"Oh, what a shame," Hazel expostulated. "Then whose are these?"
"Why, Hugh's," her brother informed her, with an irrepressible chuckle. "And it is all very well to cry shame, Hazel; but why do you suppose this suit looks so decent? Because, forsooth, Hugh puts it carefully away and wears mine whenever he can. And again, why has mine become so extremely shabby? Because, when he has it on—and he manages to wear it pretty often, let me tell you—he is utterly reckless as to how he treats it: he will lie upon the grass in it; and he wore it a great deal while he was making those bookshelves for you, and messing about generally in the carpenter's room of an evening."
"Mrs. Doidge has fine-drawn the hole in the knee where the chisel went through, sir," murmured Miles, as he offered his young master the vegetables, with deferential bend, "and I brushed and laid everything out upon your bed, sir, as usual."

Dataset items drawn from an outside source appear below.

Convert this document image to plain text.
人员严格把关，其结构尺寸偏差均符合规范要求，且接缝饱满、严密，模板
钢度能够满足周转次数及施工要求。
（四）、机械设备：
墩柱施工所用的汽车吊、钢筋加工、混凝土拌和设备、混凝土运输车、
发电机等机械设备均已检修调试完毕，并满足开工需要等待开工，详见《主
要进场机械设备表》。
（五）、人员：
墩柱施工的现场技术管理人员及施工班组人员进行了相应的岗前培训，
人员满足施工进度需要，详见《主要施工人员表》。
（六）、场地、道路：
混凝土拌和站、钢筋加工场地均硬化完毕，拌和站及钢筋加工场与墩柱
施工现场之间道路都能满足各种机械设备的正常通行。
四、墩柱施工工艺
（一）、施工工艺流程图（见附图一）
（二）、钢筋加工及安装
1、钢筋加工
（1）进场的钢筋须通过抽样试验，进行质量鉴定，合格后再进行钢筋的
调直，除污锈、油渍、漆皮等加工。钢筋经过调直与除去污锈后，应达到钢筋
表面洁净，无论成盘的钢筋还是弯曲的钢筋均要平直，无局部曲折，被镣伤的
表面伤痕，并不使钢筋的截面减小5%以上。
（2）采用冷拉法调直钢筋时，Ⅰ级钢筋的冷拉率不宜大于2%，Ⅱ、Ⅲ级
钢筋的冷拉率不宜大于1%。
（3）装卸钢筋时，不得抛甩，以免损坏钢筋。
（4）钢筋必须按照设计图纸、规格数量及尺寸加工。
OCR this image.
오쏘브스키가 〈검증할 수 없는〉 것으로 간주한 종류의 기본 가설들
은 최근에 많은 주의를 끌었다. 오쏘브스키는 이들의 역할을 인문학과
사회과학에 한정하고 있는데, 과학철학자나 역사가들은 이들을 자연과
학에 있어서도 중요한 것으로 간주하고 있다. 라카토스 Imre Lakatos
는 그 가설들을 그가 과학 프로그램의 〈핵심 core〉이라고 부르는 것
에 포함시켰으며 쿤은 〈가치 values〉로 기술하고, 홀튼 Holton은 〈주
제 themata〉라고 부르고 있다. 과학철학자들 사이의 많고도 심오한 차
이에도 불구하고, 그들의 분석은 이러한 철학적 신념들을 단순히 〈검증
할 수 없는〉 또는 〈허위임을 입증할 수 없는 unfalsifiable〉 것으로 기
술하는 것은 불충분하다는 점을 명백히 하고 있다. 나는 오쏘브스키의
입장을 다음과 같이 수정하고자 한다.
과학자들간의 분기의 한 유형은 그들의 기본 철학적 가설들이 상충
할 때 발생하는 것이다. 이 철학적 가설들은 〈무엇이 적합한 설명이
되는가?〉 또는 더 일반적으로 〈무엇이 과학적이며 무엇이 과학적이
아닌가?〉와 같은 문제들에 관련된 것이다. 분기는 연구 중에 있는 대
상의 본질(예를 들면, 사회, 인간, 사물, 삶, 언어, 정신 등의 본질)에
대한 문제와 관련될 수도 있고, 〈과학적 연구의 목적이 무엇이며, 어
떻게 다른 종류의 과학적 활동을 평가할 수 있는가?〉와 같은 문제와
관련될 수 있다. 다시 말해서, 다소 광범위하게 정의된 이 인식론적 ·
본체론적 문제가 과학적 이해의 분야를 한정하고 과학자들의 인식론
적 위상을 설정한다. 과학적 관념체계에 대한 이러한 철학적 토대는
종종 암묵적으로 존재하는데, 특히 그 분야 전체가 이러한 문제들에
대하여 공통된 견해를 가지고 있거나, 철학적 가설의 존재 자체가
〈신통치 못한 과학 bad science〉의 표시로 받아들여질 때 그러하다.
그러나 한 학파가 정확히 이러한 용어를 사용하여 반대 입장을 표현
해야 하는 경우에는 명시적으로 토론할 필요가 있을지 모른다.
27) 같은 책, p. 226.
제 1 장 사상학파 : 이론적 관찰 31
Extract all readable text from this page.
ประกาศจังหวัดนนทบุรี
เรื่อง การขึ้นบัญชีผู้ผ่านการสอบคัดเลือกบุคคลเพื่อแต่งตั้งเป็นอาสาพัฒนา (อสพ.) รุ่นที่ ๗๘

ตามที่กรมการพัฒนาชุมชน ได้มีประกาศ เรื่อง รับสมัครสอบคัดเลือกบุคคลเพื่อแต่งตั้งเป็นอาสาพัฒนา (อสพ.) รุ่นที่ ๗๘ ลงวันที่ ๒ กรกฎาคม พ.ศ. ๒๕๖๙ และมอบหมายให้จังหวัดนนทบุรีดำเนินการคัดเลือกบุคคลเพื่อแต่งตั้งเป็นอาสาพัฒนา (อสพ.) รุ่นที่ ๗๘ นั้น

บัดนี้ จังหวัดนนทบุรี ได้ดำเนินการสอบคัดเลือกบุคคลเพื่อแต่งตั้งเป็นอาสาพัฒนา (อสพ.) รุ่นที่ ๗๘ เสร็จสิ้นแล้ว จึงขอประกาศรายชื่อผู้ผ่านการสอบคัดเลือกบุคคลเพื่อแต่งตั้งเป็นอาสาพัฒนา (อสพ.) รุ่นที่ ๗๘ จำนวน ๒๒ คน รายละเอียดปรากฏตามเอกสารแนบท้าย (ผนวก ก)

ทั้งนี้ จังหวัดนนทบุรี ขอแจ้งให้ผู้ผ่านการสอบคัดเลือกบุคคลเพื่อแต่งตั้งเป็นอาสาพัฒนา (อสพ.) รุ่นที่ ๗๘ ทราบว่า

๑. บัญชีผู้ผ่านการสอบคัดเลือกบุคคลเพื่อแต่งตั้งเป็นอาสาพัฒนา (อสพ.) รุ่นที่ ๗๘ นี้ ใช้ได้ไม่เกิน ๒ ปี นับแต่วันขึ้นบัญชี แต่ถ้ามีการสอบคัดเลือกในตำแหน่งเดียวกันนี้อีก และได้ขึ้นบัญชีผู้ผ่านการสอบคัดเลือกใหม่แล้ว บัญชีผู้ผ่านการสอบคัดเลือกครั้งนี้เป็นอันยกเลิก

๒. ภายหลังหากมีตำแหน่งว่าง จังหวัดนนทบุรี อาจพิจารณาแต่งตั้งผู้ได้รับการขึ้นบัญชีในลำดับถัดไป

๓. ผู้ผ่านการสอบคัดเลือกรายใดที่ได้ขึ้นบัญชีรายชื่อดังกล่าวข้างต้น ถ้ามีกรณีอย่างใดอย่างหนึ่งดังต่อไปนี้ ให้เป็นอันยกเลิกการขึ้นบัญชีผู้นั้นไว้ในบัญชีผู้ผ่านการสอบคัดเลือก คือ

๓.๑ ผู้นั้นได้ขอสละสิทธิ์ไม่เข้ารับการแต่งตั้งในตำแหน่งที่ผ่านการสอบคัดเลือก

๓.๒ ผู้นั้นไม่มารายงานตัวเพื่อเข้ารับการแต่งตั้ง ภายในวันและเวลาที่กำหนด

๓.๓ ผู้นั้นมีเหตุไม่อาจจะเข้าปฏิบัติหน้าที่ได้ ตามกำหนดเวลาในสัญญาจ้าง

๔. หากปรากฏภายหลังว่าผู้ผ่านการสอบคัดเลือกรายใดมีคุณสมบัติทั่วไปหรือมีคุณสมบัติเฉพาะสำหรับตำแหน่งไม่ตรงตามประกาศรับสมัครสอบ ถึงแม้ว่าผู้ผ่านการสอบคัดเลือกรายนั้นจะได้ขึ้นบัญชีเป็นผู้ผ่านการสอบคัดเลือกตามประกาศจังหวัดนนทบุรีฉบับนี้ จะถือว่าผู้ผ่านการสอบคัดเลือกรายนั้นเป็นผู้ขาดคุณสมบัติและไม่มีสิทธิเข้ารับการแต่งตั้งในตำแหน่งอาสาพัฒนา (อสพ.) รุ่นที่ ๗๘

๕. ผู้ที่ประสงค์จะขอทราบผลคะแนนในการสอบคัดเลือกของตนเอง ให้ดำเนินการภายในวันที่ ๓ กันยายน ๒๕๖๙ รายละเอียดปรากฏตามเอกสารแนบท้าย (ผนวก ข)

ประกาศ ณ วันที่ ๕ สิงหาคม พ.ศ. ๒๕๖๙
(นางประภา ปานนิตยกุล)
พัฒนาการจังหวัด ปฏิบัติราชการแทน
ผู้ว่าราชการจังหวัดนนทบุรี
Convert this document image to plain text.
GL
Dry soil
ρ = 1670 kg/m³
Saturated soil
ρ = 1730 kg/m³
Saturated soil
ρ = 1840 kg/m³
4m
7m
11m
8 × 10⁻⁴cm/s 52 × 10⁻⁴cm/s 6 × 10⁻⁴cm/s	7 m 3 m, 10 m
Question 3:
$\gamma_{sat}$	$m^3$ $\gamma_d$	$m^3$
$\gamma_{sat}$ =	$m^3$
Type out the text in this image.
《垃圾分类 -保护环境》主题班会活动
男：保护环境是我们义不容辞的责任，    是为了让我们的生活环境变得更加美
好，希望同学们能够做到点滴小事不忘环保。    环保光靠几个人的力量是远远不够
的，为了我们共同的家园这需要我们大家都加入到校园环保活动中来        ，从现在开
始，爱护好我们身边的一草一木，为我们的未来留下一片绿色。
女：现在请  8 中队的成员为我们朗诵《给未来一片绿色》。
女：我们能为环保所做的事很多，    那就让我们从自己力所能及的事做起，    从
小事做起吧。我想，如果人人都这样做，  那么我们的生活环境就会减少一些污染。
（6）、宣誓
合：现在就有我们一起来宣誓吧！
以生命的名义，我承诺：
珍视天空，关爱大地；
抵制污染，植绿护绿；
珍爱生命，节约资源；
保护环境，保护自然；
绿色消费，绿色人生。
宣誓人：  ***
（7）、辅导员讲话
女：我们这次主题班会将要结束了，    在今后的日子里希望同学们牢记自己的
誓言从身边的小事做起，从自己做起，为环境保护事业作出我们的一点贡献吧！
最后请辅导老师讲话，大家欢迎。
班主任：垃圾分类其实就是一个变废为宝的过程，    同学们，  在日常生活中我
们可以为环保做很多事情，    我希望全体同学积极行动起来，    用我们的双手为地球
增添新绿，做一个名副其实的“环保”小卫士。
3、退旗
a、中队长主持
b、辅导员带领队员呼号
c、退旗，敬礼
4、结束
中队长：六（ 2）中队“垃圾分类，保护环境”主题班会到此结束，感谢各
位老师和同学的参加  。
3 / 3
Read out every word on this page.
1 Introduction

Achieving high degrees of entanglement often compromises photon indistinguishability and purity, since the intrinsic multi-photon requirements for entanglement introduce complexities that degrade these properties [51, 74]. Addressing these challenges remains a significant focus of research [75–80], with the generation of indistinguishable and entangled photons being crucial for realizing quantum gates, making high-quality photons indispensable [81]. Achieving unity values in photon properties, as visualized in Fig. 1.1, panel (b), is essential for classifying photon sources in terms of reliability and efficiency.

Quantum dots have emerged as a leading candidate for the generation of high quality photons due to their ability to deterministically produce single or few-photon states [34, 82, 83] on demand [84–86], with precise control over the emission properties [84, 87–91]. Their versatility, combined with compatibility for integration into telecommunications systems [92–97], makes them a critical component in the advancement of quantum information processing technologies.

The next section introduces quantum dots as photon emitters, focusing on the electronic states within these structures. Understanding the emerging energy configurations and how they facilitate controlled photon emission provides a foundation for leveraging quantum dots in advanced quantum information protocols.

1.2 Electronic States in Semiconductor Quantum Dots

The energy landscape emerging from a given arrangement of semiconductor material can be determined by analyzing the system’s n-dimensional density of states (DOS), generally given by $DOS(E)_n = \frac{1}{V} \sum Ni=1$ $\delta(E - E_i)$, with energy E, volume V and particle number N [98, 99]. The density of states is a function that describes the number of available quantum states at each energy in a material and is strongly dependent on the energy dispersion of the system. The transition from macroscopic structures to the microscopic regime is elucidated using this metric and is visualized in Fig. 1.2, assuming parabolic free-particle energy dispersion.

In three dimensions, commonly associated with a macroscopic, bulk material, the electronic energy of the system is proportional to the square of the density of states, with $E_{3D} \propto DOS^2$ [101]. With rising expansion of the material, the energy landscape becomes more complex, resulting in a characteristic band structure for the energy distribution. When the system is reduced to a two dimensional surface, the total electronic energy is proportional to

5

"Thank you, Miles; yes, I saw that," Teddie rejoined. "Well, they will be all the readier. I am afraid I shall be wearing them very soon: something tells me that it won't be long before Hugh comes," he added, turning to Hazel.
Good, faithful Miles! With how much perseverance did he endeavour, in things great and small, to keep up his loved "family" to the level of their former status, deeming such condition essential to their well-being! With what toil and labour did he strive that each of his young masters should at all times appear well groomed, that they might not miss, nor show they lacked, the attentions of the two valets whose services had been entirely devoted to his five sons, by Hubert's order!
And indeed, as Miles himself was wont to confess, if it were not for the saving help of their faithful servant, long ere this would the young gentlemen have presented themselves at dinner in morning dress, to be tended by a couple of maids—Miles always lost his equanimity at the mere thought of women at table. He shuddered to contemplate the probable condition of the plate and glass, that constituted his greatest pride, under feminine control.
He would look into the drawing-room or search the hall—either of which places were gathering grounds of the family—a few minutes before the sounding of the dinner-gong, and if one luckless Le Mesurier boy chanced to be lurking in some corner, in morning garb, hoping to escape the watchful eye of the redoubted butler, Miles would immediately spy him out, and with bland severity inform the delinquent that he would ask Mrs. Doidge to "put the dinner back" a quarter of an hour, if his young master could find that sufficient time in which to make his toilet. His patient persistence at length shamed the boys into meek acquiescence, so that Miles had relaxed his stern vigilance somewhat of late, showing in its stead a pathetic trust in their own sense of right, such as they could not disregard.
The flower-garden too, in the immediate neighbourhood of the house, would be overrun with weeds—as he had once found it after a month's confinement to the house with an obstinate attack of rheumatism—entailing the extra expense of outside help for their suppression. It is true that Miss Hazel had wrestled with the noxious growths—as her little brown hands testified, for she either could not or would not keep on the queerly fashioned and enormous gloves that Mrs. Doidge assured the girl were the correct thing for gardening, and with which the good woman was careful to supply her; but what was his little mistress's feeble strength, pitted against the alarming odds of the pertinacious herbage? Miles asked pitifully, when even he, tough, work-hardened old man that he was, found the fight a fierce and oft-to-be-repeated one: for the foe, fresh and smiling in their green uniform, seemed to bear charmed lives, and to rise in formidable ranks like so many phoenixes from the weed carnage. Extermination seemed an impossibility, notwithstanding the feverish energy with which Miles went forth to combat, and the wondrous strategy that he brought to bear upon the imposing and ever-smiling green army.
CHAPTER III
Two days later, Teddie and Hazel, she seated on far-stretching, hopelessly tangled tree-roots, he prone upon his back on the dry moss, disported themselves in the leafy shade of the beloved greenwood, deep in consultation on the same momentous question that Hazel had endeavoured to solve alone: how might she earn money?